II. Major-General Thomas will hold the ground below Kenesaw as far as Olley’s Creek near Mount Zion, Major-General Schofield that from Olley’s Creek to the Nickajack, and General McPherson will move his train and troops rapidly in a single march and as little observed from Kenesaw as possible to the Sandtown road, and down it to the extreme right, with one corps near the Widow Mitchell’s, another near Ruff’s Mill, on the Nickajack, and the third in reserve near the forks of the road.
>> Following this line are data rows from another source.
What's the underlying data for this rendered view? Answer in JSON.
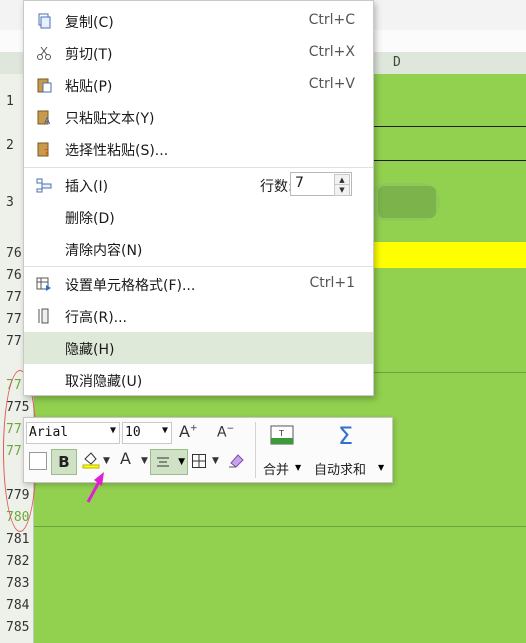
{
  "sheet": {
    "column_label": "D",
    "rows_top": [
      "1",
      "2",
      "3"
    ],
    "rows_mid": [
      "76",
      "76",
      "77",
      "77",
      "77",
      "77"
    ],
    "rows_low": [
      "775",
      "77",
      "77"
    ],
    "row_779": "779",
    "row_780": "780",
    "rows_bottom": [
      "781",
      "782",
      "783",
      "784",
      "785"
    ]
  },
  "context_menu": {
    "items": [
      {
        "label": "复制(C)",
        "shortcut": "Ctrl+C",
        "icon": "copy-icon"
      },
      {
        "label": "剪切(T)",
        "shortcut": "Ctrl+X",
        "icon": "scissors-icon"
      },
      {
        "label": "粘贴(P)",
        "shortcut": "Ctrl+V",
        "icon": "paste-icon"
      },
      {
        "label": "只粘贴文本(Y)",
        "shortcut": "",
        "icon": "paste-text-icon"
      },
      {
        "label": "选择性粘贴(S)...",
        "shortcut": "",
        "icon": "paste-special-icon"
      },
      {
        "label": "插入(I)",
        "shortcut": "",
        "icon": "insert-rows-icon"
      },
      {
        "label": "删除(D)",
        "shortcut": "",
        "icon": ""
      },
      {
        "label": "清除内容(N)",
        "shortcut": "",
        "icon": ""
      },
      {
        "label": "设置单元格格式(F)...",
        "shortcut": "Ctrl+1",
        "icon": "format-cells-icon"
      },
      {
        "label": "行高(R)...",
        "shortcut": "",
        "icon": "row-height-icon"
      },
      {
        "label": "隐藏(H)",
        "shortcut": "",
        "icon": ""
      },
      {
        "label": "取消隐藏(U)",
        "shortcut": "",
        "icon": ""
      }
    ],
    "insert_rows_label": "行数:",
    "insert_rows_value": "7"
  },
  "mini_toolbar": {
    "font_name": "Arial",
    "font_size": "10",
    "grow_font_label": "A",
    "shrink_font_label": "A",
    "bold_label": "B",
    "font_color_label": "A",
    "merge_label": "合并",
    "autosum_label": "自动求和",
    "autosum_symbol": "Σ"
  },
  "colors": {
    "cell_green": "#92d050",
    "highlight_yellow": "#ffff00",
    "annotation_arrow": "#e020d0",
    "annotation_oval": "#e05a5a"
  }
}
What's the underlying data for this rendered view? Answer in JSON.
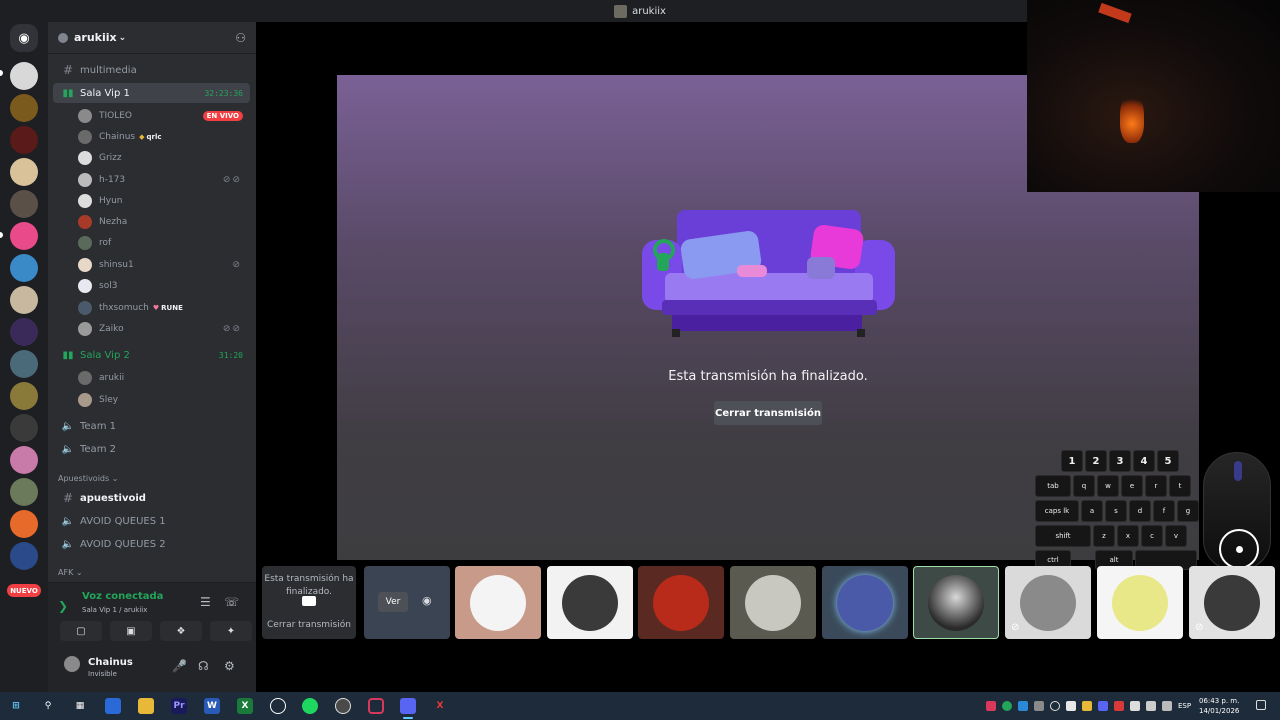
{
  "window": {
    "title": "arukiix"
  },
  "rail": {
    "badge_new": "NUEVO",
    "badge_count": "1"
  },
  "server": {
    "name": "arukiix"
  },
  "channels": {
    "multimedia": "multimedia",
    "vip1": {
      "name": "Sala Vip 1",
      "timer": "32:23:36"
    },
    "vip2": {
      "name": "Sala Vip 2",
      "timer": "31:20"
    },
    "team1": "Team 1",
    "team2": "Team 2",
    "category_apuestivoids": "Apuestivoids",
    "apuestivoid": "apuestivoid",
    "avoid1": "AVOID QUEUES 1",
    "avoid2": "AVOID QUEUES 2",
    "category_afk": "AFK"
  },
  "vip1_members": [
    {
      "name": "TIOLEO",
      "badge": "EN VIVO"
    },
    {
      "name": "Chainus",
      "tag": "qrlc"
    },
    {
      "name": "Grizz"
    },
    {
      "name": "h-173"
    },
    {
      "name": "Hyun"
    },
    {
      "name": "Nezha"
    },
    {
      "name": "rof"
    },
    {
      "name": "shinsu1"
    },
    {
      "name": "sol3"
    },
    {
      "name": "thxsomuch",
      "tag": "RUNE"
    },
    {
      "name": "Zaiko"
    }
  ],
  "vip2_members": [
    {
      "name": "arukii"
    },
    {
      "name": "Sley"
    }
  ],
  "voice_panel": {
    "status": "Voz conectada",
    "location": "Sala Vip 1 / arukiix"
  },
  "user": {
    "name": "Chainus",
    "status": "Invisible"
  },
  "stream": {
    "ended_message": "Esta transmisión ha finalizado.",
    "close_button": "Cerrar transmisión"
  },
  "tiles": {
    "ended_text": "Esta transmisión ha finalizado.",
    "close_text": "Cerrar transmisión",
    "watch": "Ver"
  },
  "keyboard": {
    "row1": [
      "1",
      "2",
      "3",
      "4",
      "5"
    ],
    "row2": [
      "tab",
      "q",
      "w",
      "e",
      "r",
      "t"
    ],
    "row3": [
      "caps lk",
      "a",
      "s",
      "d",
      "f",
      "g"
    ],
    "row4": [
      "shift",
      "z",
      "x",
      "c",
      "v"
    ],
    "row5": [
      "ctrl",
      "alt"
    ]
  },
  "taskbar": {
    "lang": "ESP",
    "time": "06:43 p. m.",
    "date": "14/01/2026"
  },
  "colors": {
    "accent_green": "#23a55a",
    "live_red": "#f23f43",
    "sidebar": "#2b2d31",
    "rail": "#1e1f22"
  }
}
III. General Garrard’s cavalry will cover the roads out of Marietta which pass north of Kenesaw, and General Stoneman’s cavalry will occupy Sweet Water Old Town, coincident with the movement of McPherson. In case the enemy presses Garrard back by superior and overwhelming forces he will send one of his brigades to the flank of General Thomas and with the others fall back gradually toward Allatoona, disputing every foot of ground.
IV. Major-General McPherson will threaten the Chattahoochee River and also the railroad and General Thomas will press the enemy close and at the very earliest possible moment break his lines and reach the railroad below Marietta. All movements must be vigorous and rapid, as the time allowed is limited by the supplies in our wagons.